Is Cory Booker out of gas?

It looks like it's another farewell to another Democratic nothingburger.

Sen. Cory Booker, who never has gotten any traction in the polls, has emailed his base of supporters that he might be dropping out.

Sen. Cory Booker’s presidential campaign manager is warning in a memo to staff that the Democratic senator from New Jersey must raise an additional $1.7 million by the end of the third quarter of fundraising – just 10 days away – or the campaign will not have a “legitimate long-term path forward.”

In the memo, campaign manager Addisu Demissie warned that following a weaker than expected cash haul during the early part of September, “the next 10 days will determine whether Cory Booker can stay in this race."

Well, yeah. All Democrats are lagging behind President Trump on the campaign cash front. Even Joe Biden is having a tough time raising money. It's not surprising in the least that the single-digit candidates are experiencing it.

If so, Booker's exit will good riddance, although from the Republican point of view, perhaps its better to keep the Democratic field crowded and the campaign cash donations dispersed.

It'll be nice to see the back of him however, given how phony he was.

Not phony in that go-big, go-loud sense of Kamala Harris, who always said one thing and whose record showed she did another. Not phony in that huge identity con job of Elizabeth Warren. In Booker's case it was small-fry, weak phony, a guy who couldn't stop making up utterly improbable things about himself that no one ever could find believable.

What's not phony is that he's a cossetted vegan who grew up with a rich background and then somehow became mayor of Newark and lucked out to become Senator. That background for a time was pretty good for drawing cash from rich white fatcat donors, speaking their language, getting their cred, making politics in general a pretty good thing for him.

But he's black and he can't make a go of the upper middle class background he really has. So he pretends to be things he is not. His child-of-the-streets persona, exemplified in his supposed friendship with a drug dealer named 'T-Bone' story was fake.

His Spartacus moment made him ridiculous, everyone knows he's nothing like Spartacus. And the little stunts he pulled around it were completely fake grandstandings.

The vegan candidate's talk of his testosterone was not just too much information, it kind of stretched the imagination.

And like Kamala Harris, he was out there yelling 'lynching' in the Jussie Smollett case, glomming onto fake news for a fake cause in a bid for real political hay. There are plenty of real causes out there but he preferred the fake one.

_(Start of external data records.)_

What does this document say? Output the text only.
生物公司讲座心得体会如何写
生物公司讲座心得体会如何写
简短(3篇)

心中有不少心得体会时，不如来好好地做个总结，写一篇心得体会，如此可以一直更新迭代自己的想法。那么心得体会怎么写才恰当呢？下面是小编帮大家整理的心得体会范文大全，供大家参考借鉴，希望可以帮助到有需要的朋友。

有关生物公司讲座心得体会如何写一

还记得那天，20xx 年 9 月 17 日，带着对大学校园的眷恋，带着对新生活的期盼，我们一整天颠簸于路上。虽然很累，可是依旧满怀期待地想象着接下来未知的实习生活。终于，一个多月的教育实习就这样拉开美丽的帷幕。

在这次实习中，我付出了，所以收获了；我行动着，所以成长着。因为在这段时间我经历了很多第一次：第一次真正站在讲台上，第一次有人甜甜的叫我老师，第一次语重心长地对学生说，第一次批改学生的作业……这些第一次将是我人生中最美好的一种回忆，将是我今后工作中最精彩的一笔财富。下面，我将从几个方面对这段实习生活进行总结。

There was also the lingering question of whether the unmarried Booker was a closeted gay, something voters probably wonder about whether it's any of their beeswax or not. Booker has been accused of sexual harassment by a man, after all, and has come out pretty loudly in favor of transgender rights. It's likely it raises more questions of the vegan candidate about how authentic he might be, given that this isn't quite the same image as the testosterone-bound man of the streets he'd have us think he is.

In all, he gave off a mixed message, reeking of inauthenticity, wanting to be all things to all people, and not by promises - hey, every leftist makes promises - but by identity politics. Typical pol, with an identity politics twist. But these aren't typical times, and his ultimate rival, Donald Trump, is all about in-your-face genuine authenticity, he never says one thing and does another, or pretends to be anything other than a successful billionaire. He doesn't even hide his thoughts.

Booker was no match for that, not even when placed against other Democrats. No wonder he's on his way out.